Le Pont des Espions, critique

Par Fredp @FredMyscreens

Steven Spielberg est de retour avec une troisième oeuvre historique consécutive, tout en retrouvant Tom Hanks pour la 4e fois avec le Pont des Espions, un récit humaniste en pleine Guerre Froide.

Après la sortie de Lincoln, Steven Spielberg s’était accordé une bonne pause qui lui a permis de présider le jury du Festival de Cannes en 1993. Une pause de 3 ans qui nous a fait longtemps attendre ce Pont des Espions que l’on espérait plus enlevé que le triste et bavard film sur le président américain. Et dès l’ouverture du film on est rassuré. Le réalisateur introduit à travers un miroir l’un de ses personnages, un espion qui sera le protagoniste de ces première minutes mettant en scène avec efficacité et sans un mot une filature comme seul Spielberg sait le faire.

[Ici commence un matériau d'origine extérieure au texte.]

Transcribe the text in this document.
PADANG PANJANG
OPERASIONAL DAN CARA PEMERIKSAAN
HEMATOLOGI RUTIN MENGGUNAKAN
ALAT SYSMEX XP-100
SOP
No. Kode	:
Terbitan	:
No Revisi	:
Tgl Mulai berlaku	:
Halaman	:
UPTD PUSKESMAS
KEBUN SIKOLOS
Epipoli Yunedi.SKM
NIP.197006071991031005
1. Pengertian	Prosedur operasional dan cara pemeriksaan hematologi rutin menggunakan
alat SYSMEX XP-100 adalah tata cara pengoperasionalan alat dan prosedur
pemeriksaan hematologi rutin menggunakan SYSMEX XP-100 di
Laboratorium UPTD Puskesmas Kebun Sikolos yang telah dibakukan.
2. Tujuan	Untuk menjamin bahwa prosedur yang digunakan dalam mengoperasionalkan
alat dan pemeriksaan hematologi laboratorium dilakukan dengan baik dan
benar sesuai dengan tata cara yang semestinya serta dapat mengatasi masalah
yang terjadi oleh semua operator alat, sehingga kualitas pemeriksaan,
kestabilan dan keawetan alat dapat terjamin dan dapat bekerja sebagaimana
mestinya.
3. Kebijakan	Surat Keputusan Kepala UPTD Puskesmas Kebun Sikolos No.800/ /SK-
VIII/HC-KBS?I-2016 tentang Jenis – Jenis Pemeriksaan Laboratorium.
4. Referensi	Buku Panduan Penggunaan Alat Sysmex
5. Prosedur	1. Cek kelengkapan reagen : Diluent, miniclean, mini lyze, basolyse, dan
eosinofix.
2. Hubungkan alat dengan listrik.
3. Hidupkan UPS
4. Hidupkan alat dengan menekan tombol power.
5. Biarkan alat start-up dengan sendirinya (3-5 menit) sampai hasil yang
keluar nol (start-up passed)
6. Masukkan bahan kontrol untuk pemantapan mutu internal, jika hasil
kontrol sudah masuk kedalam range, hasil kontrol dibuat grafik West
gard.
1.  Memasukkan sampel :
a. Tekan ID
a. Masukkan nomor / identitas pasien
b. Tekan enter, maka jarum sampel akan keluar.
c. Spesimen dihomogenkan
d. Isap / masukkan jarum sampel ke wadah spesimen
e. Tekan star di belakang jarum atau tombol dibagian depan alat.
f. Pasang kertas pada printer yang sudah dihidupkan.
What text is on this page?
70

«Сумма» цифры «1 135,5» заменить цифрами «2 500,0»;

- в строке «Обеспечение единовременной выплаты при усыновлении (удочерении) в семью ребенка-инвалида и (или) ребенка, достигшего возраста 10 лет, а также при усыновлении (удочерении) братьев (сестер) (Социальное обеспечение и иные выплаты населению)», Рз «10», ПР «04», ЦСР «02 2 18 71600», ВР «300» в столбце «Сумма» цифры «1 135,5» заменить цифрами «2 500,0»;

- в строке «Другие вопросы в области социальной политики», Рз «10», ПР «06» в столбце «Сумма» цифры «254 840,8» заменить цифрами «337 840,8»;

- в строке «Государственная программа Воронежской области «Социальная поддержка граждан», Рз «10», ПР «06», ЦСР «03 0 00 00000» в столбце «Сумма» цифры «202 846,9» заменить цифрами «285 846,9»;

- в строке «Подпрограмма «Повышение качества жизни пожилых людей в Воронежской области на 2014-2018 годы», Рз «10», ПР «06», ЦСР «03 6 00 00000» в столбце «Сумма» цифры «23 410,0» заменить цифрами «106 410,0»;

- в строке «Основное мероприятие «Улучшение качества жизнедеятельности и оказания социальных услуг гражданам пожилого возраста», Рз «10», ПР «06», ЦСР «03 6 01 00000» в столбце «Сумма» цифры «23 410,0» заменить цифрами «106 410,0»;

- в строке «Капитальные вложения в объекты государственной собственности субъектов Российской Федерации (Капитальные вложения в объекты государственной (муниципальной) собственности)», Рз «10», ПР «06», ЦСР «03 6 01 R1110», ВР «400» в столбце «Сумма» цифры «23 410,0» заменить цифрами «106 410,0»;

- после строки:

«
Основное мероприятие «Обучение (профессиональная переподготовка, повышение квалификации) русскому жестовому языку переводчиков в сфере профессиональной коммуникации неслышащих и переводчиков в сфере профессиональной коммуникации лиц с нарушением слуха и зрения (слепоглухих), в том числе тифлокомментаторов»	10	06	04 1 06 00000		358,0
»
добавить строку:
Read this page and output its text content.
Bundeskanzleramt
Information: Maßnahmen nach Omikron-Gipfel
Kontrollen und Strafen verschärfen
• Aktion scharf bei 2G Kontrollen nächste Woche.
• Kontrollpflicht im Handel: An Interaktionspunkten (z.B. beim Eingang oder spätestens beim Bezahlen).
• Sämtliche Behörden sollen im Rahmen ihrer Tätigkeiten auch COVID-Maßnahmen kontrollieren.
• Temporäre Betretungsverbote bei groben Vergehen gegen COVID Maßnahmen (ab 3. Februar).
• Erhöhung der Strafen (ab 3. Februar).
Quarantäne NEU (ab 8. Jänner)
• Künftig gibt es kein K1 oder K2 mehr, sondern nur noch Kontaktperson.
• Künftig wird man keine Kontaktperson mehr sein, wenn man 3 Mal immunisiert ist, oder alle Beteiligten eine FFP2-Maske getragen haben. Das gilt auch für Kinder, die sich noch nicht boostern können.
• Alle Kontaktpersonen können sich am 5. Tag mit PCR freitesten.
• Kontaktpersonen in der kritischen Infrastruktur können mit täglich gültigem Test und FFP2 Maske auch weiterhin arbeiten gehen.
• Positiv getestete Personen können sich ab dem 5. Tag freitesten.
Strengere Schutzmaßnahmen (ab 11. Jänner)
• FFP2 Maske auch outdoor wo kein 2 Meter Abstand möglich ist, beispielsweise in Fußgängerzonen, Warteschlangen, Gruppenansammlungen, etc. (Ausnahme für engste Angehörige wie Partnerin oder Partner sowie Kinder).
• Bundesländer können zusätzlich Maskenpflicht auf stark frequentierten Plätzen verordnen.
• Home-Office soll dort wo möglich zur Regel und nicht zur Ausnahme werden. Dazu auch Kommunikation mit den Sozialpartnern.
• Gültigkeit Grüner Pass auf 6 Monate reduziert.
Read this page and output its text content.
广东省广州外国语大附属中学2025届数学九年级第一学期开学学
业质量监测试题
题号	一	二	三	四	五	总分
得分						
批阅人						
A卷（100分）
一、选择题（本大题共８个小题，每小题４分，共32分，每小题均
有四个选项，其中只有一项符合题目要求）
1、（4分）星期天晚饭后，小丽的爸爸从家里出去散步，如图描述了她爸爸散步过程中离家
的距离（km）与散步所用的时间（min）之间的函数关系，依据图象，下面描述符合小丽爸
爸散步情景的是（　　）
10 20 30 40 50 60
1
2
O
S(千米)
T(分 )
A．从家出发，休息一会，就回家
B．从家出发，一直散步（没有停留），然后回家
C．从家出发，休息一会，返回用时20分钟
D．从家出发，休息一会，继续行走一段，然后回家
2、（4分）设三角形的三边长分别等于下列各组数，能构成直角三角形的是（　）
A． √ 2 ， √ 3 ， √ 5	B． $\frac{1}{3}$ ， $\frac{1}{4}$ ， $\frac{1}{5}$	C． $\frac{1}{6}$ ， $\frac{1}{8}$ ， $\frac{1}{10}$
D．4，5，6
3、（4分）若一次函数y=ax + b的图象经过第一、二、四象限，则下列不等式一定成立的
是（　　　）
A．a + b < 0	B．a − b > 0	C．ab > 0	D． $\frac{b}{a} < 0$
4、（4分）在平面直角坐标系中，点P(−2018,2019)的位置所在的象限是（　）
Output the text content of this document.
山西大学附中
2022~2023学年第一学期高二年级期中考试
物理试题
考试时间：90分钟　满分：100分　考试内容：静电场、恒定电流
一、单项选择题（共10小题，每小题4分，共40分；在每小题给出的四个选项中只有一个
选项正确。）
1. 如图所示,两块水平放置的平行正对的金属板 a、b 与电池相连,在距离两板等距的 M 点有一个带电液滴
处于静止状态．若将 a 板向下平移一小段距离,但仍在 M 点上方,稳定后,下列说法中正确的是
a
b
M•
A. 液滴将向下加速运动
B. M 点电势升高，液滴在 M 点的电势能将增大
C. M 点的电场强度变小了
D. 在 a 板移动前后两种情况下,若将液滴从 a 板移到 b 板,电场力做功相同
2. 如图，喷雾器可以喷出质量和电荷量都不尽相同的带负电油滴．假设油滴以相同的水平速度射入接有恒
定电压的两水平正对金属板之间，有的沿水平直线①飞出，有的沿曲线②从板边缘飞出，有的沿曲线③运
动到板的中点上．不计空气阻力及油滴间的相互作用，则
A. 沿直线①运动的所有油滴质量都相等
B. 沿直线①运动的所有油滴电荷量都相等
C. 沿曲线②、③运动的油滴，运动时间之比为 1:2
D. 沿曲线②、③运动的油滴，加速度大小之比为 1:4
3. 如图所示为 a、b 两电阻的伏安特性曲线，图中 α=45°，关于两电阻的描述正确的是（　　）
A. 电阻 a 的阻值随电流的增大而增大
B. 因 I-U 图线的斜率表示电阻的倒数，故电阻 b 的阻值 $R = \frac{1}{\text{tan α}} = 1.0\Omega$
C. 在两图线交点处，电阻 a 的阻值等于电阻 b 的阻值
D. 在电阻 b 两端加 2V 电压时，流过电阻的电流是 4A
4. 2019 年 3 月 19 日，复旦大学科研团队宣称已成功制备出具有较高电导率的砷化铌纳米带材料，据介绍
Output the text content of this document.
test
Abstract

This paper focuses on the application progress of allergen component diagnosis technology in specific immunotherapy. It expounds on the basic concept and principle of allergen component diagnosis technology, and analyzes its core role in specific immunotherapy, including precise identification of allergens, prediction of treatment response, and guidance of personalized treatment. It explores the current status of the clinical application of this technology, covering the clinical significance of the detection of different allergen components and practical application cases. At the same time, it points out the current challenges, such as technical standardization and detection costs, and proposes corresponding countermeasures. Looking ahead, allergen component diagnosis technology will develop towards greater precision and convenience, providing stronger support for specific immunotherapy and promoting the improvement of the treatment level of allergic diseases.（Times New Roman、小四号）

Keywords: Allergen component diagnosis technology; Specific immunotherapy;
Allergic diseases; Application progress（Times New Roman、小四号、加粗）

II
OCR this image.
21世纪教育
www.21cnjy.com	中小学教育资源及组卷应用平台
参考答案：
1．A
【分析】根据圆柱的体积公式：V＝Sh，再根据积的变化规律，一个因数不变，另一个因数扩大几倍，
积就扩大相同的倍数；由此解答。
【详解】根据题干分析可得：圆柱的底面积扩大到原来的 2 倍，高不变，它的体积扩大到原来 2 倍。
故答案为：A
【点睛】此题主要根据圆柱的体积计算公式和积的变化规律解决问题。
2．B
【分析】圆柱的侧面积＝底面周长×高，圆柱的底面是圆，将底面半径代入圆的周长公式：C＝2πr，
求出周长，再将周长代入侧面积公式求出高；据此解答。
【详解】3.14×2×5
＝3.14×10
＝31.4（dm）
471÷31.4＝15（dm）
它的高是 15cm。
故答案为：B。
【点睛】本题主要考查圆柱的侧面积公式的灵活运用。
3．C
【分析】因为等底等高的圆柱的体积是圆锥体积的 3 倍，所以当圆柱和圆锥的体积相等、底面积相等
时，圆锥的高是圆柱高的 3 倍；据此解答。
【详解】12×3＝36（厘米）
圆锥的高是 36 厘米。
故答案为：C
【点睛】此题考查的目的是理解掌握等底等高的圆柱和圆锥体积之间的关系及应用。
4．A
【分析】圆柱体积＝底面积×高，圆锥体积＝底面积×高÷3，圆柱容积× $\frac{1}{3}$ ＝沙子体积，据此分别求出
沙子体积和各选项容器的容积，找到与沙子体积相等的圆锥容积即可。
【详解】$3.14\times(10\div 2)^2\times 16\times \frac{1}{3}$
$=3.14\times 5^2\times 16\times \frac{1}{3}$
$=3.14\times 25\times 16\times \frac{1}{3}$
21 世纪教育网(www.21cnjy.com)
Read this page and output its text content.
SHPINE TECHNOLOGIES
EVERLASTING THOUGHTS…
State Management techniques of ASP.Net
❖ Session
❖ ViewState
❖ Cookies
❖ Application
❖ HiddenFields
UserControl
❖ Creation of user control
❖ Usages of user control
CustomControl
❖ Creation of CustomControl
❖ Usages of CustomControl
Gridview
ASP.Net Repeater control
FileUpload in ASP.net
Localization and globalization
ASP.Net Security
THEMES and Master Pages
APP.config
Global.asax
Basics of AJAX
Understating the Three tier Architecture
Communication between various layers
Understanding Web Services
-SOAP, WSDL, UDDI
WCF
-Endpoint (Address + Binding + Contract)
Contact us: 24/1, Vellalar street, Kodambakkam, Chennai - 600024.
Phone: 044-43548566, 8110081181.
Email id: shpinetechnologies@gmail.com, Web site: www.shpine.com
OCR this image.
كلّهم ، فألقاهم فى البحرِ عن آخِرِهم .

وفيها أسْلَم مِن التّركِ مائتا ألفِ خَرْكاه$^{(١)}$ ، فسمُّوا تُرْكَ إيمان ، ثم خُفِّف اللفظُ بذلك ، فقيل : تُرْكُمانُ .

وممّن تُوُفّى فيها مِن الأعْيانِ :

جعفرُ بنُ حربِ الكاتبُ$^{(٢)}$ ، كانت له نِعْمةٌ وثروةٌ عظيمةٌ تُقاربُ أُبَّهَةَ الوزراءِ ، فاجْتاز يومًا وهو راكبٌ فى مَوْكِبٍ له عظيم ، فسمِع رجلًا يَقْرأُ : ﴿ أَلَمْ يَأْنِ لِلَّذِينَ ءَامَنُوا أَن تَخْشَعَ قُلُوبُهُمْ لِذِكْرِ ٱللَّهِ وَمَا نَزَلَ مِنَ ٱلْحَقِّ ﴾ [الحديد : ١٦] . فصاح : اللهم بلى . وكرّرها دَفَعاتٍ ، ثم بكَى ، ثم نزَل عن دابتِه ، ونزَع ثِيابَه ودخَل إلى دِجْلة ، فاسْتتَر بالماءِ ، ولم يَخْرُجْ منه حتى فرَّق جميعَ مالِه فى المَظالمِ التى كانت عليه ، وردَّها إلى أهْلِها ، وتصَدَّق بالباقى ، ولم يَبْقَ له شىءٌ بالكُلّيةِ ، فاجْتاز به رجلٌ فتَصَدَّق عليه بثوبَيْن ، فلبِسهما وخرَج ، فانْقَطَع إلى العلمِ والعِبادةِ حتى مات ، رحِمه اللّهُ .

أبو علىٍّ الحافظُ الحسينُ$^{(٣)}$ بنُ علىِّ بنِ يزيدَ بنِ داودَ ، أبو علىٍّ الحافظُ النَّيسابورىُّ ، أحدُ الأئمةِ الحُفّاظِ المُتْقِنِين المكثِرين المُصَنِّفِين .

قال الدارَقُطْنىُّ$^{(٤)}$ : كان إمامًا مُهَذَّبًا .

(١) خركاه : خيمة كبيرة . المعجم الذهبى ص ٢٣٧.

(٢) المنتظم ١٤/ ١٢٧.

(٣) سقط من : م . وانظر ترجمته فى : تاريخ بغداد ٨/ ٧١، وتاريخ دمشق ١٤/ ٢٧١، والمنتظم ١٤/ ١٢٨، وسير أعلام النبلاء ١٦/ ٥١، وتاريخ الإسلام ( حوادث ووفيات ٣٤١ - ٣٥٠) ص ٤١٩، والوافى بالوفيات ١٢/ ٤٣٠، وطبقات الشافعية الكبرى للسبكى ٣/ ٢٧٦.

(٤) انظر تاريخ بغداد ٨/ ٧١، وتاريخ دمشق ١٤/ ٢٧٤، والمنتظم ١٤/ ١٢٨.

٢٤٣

Malheureusement la première heure de film qui suit ne sera pas à la hauteur de cette introduction. En effet, nous allons suivre cet espion russe et son avocat américain dans un procès assez verbeux pendant un moment sans que cela ne fasse beaucoup avancer l’intrigue. D’autant plus que le récit est entrecoupé de scènes introduisant un espion américain qui sera tôt ou tard capturé par les russes. Si cette partie sert à présenter quelques enjeux, elle sert surtout à nous présenter les personnages et nous attacher à eux. Et heureusement que pour cela, il y a l’écriture sérieuse mais teintée d’humour bien placé des frères Coen et surtout l’interprétation de Tom Hanks que l’on n’avait pas vu non plus depuis 2013. L’acteur a plaisir à retrouver Spielberg et cela se ressent. Il porte à merveille tout l’humanisme qui caractérise le cinéma du réalisateur, en particulier dans la seconde partie du film.

Car après une heure parfois laborieuse, l’histoire commence enfin lorsque Tom Hanks débarque à Berlin pour négocier un échange d’otage entre les russes et les américains, sans oublier les allemands qui ont également leur mot à dire. C’est à partir de ce moment que l’on sent Spielberg plus intéressé par son sujet puisqu’il doit montrer la construction du mur de Berlin, un acte que l’on a finalement assez peu vu sur grand écran et qui nous est montré ici avec une reconstitution impeccable, n’oubliant pas que cela a séparé des familles et a plongé toute une partie de la ville dans la misère. Ce n’est ici qu’un contexte mais cela est fait avec une grande précision à laquelle on sent le réalisateur attaché.

Dans l’effort de négociation, cette seconde partie est bien plus intéressante et rythmée avec une intrigue d’espionnage et de manipulation des différents acteurs pour planifier cet  échange. Et le décalage entre cette situation très sérieuse et le personnage de Tom Hanks qui est étranger à cet univers fonctionne à merveille, nous donnant alors un peu plus de recul sur ces pratiques et rappelant qu’il s’agit avant tout d’humains dont il est question ici. Tout l’humanisme de Spielberg habite donc Tom Hanks et cette seconde partie de film, réchauffant nos cœurs alors qu’à l’écran la neige tombe sur une cité mal en point.

Alors oui, le film ne brillera jamais par son rythme et l’intensité de son suspense, ni pour la musique peu inspirée de Thomas Newman, mais ont sent bien que c’est ce discours humain qui pousse le film avec une envie de cinéma très classique d’un réalisateur qui reste toujours précis dans le choix de ses cadres. La maîtrise est toujours là chez Spielberg qui continue donc dans une veine sérieuse, classique et historique après Cheval de Guerre et Lincoln. On aimera ou non mais il a toujours quelque chose à dire et le message passe avec efficacité, même si on a hâte de le retrouver dans un cinéma plus punchy.